Diesel Exhaust and Mechanism of Asthma

Asthma Clinical Trial

Official title:

Effects of Diesel Exhaust on Airways

Clinical Trial Details — Status: Completed

Administrative data

• NCT number: NCT01699204
• Other study ID #: H08-02288
• Status: Completed
• Phase: N/A
• First received: October 1, 2012
• Last updated: September 27, 2017
• Start date: September 2007
• Est. completion date: October 2011

Study information

• Verified date: September 2017
• Source: University of British Columbia
• Contact: n/a
• Is FDA regulated: No
• Study type: Interventional

Clinical Trial Summary

This experiment is designed to test the hypothesis that oxidative stress is responsible for changes in airway responsiveness in humans exposed to diesel exhaust.

Description:

The specific aim is to test the hypothesis that diesel exhaust (DE) increases airway reactivity via oxidative stress, particularly in asthmatics. To test this hypothesis, we use a crossover in vivo experimental model in mild asthmatics and normal controls using a state-of-the-art diesel exhaust exposure facility.

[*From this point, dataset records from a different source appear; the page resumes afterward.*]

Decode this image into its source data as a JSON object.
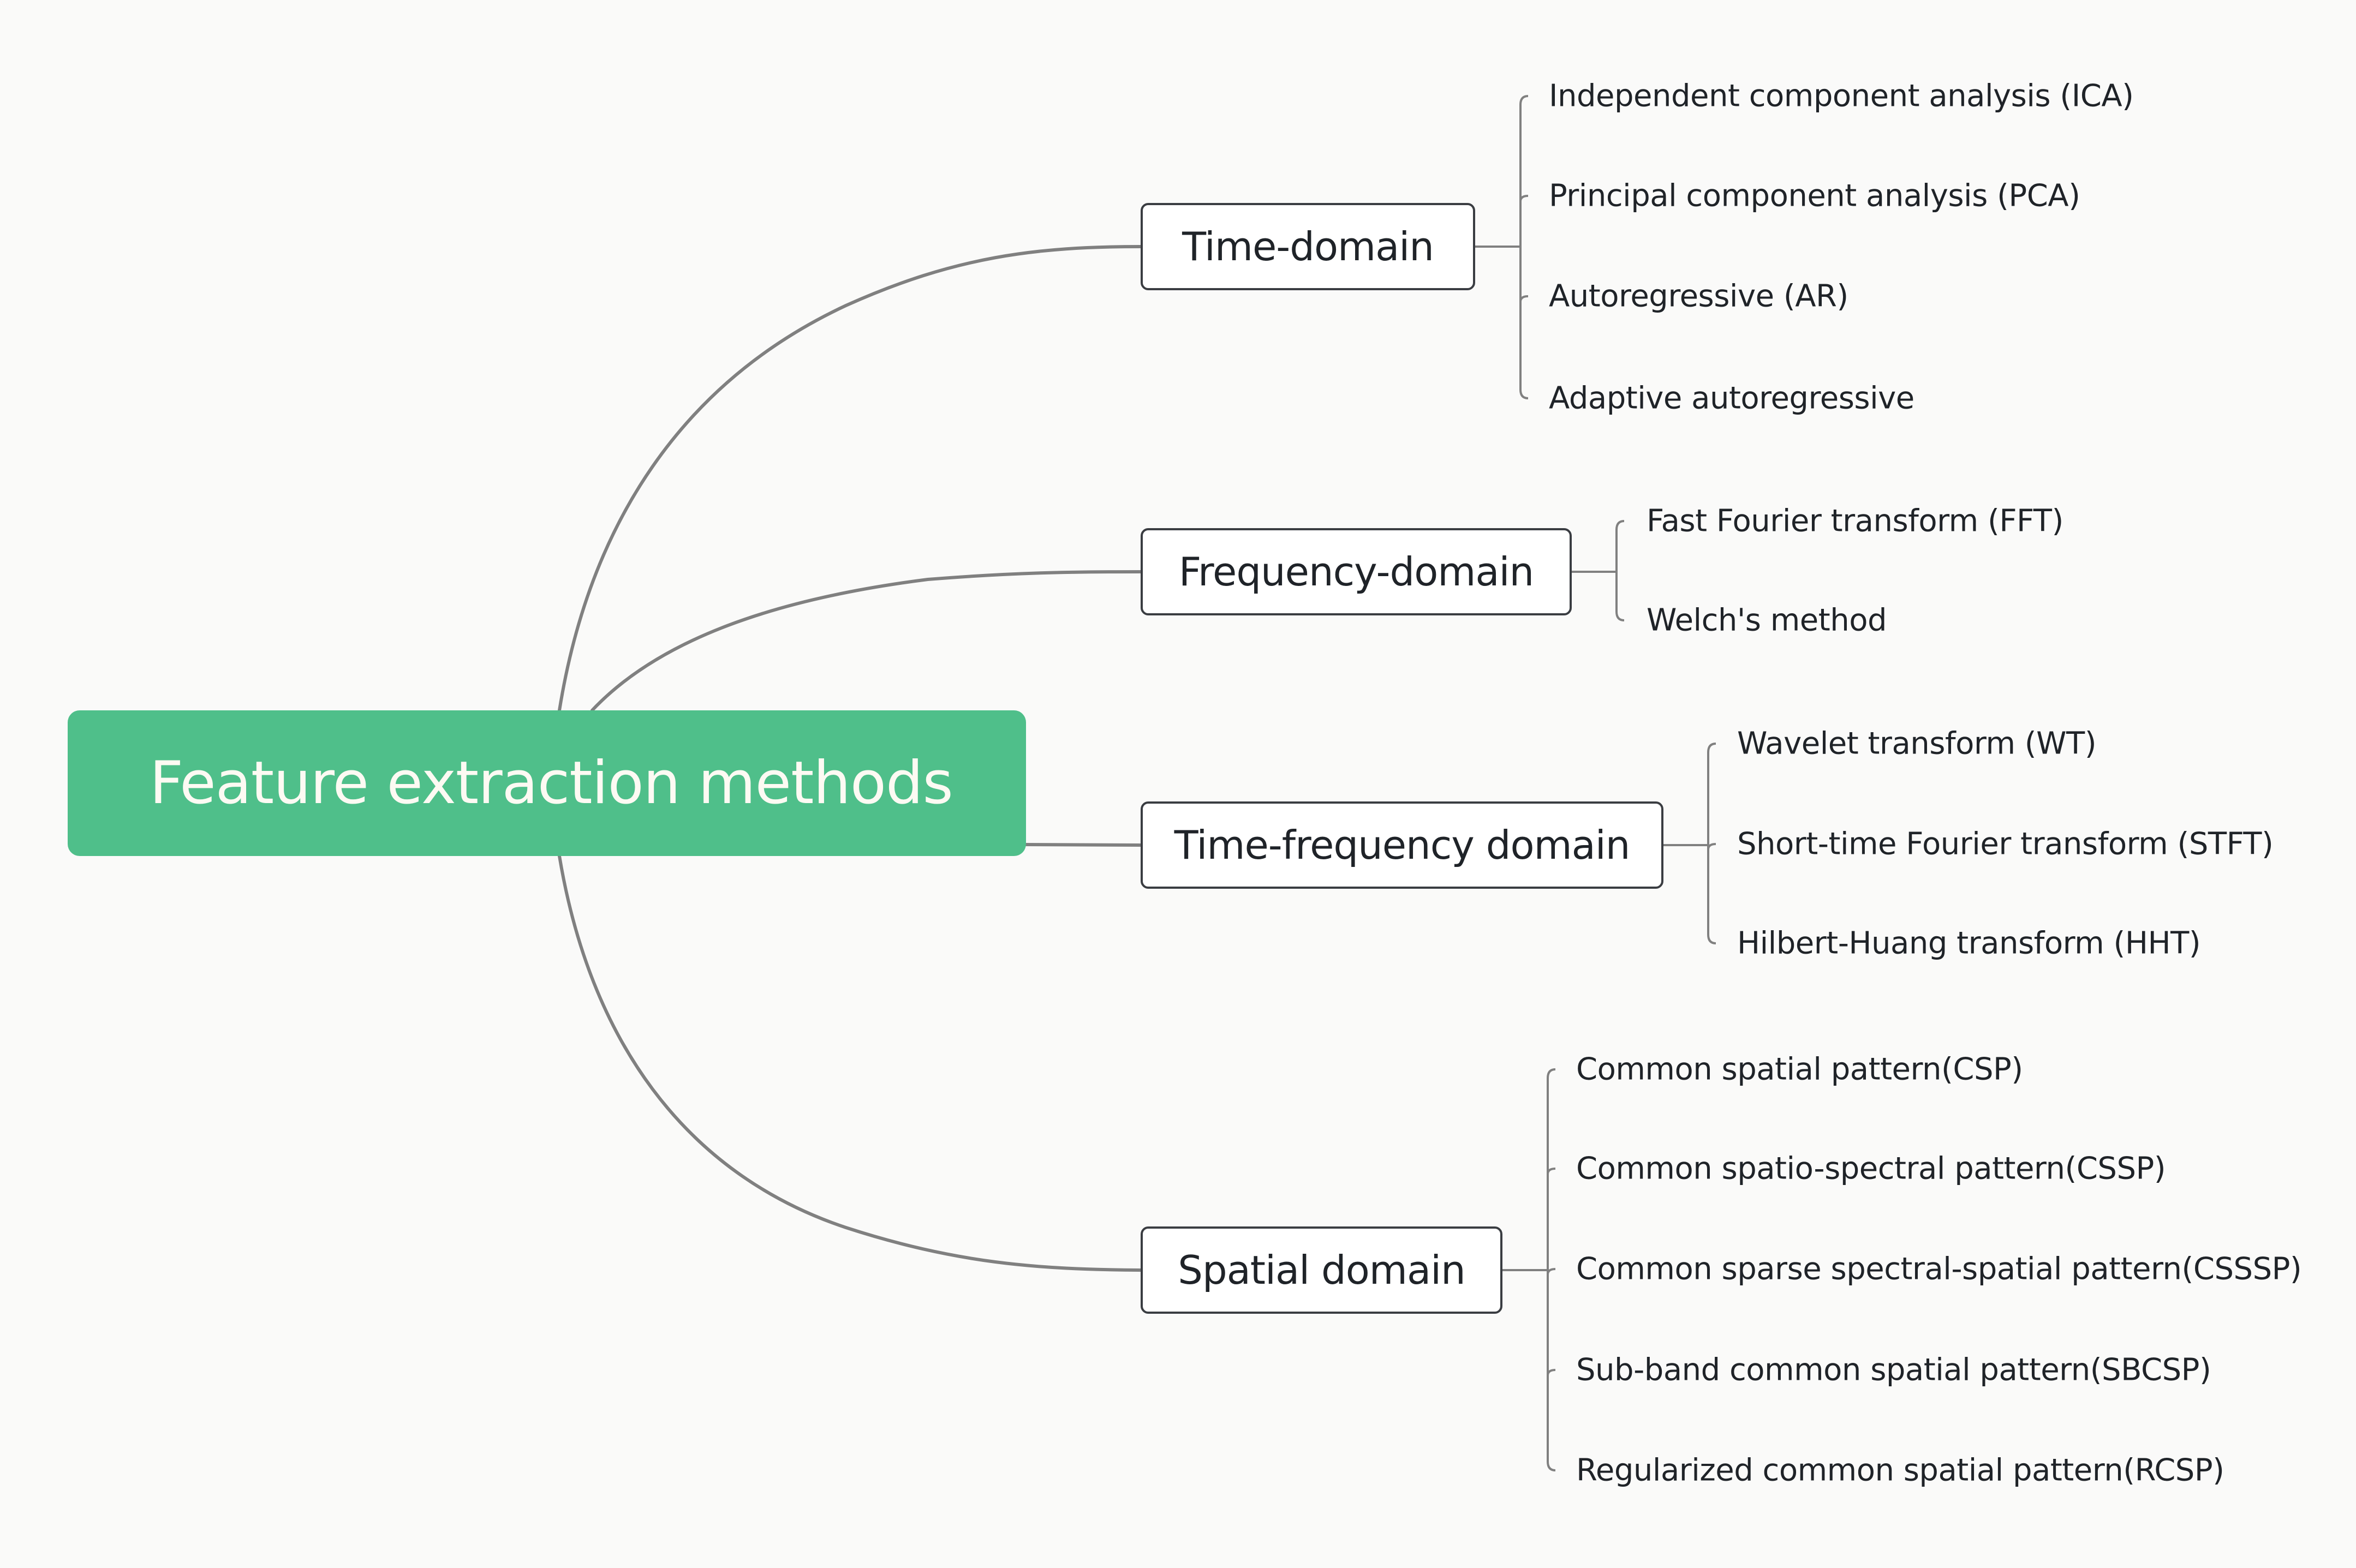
{
  "root": {
    "label": "Feature extraction methods",
    "color": "#4fbf8a"
  },
  "branches": [
    {
      "label": "Time-domain",
      "children": [
        "Independent component analysis (ICA)",
        "Principal component analysis (PCA)",
        "Autoregressive (AR)",
        "Adaptive autoregressive"
      ]
    },
    {
      "label": "Frequency-domain",
      "children": [
        "Fast Fourier transform (FFT)",
        "Welch's method"
      ]
    },
    {
      "label": "Time-frequency domain",
      "children": [
        "Wavelet transform (WT)",
        "Short-time Fourier transform (STFT)",
        "Hilbert-Huang transform (HHT)"
      ]
    },
    {
      "label": "Spatial domain",
      "children": [
        "Common spatial pattern(CSP)",
        "Common spatio-spectral pattern(CSSP)",
        "Common sparse spectral-spatial pattern(CSSSP)",
        "Sub-band common spatial pattern(SBCSP)",
        "Regularized common spatial pattern(RCSP)"
      ]
    }
  ]
}
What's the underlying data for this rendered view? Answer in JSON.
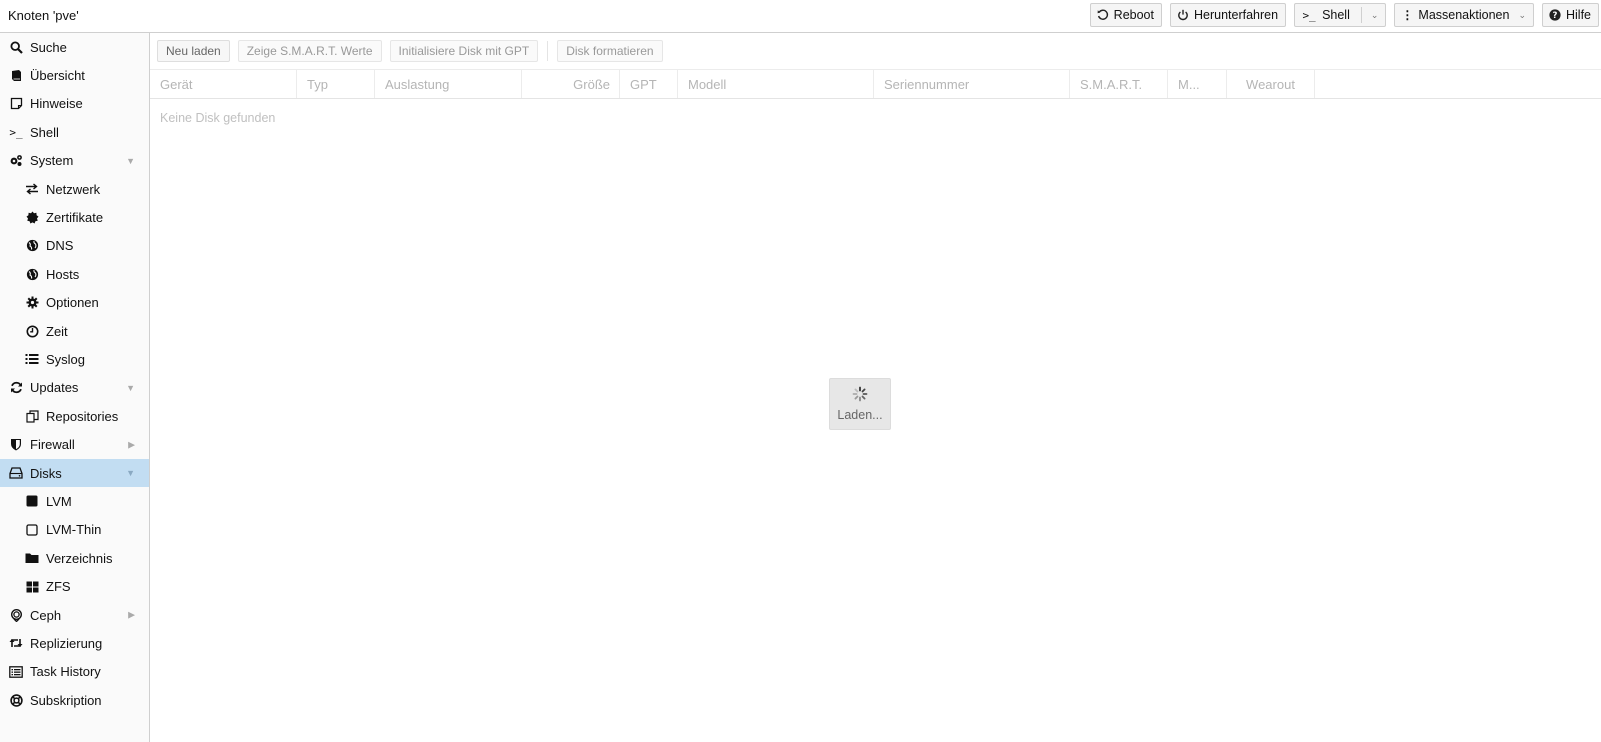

Participants took N-acetylcysteine (600 mg) or placebo capsules three times daily for six days. On the final morning of supplementation, participants were exposed for 2 hours to either filtered air or diesel exhaust (300 µg·m-3 of particulate matter smaller than 2.5 microns). Twenty-six non-smokers between 19-49 years were studied under three experimental conditions (filtered air with placebo, diesel exhaust with placebo and diesel exhaust with N-acetylcysteine) using randomized, double-blind, crossover design, with a two week minimum washout between conditions. Methacholine challenge was performed pre-exposure (to determine baseline airway responsiveness) and post-exposure (to determine the effect of exposure).

Recruitment information / eligibility

• Status: Completed
• Enrollment: 26
• Est. completion date: October 2011
• Est. primary completion date: October 2011
• Accepts healthy volunteers: Accepts Healthy Volunteers
• Gender: All
• Age group: 19 Years to 49 Years

Eligibility

Inclusion Criteria:

• Between 19-49 years, non smokers, asthmatics, healthy controls

Exclusion Criteria:

• Smokers, pregnant or co-existing medical condition for which diesel exhaust would confer significant risk (i.e. coronary artery disease)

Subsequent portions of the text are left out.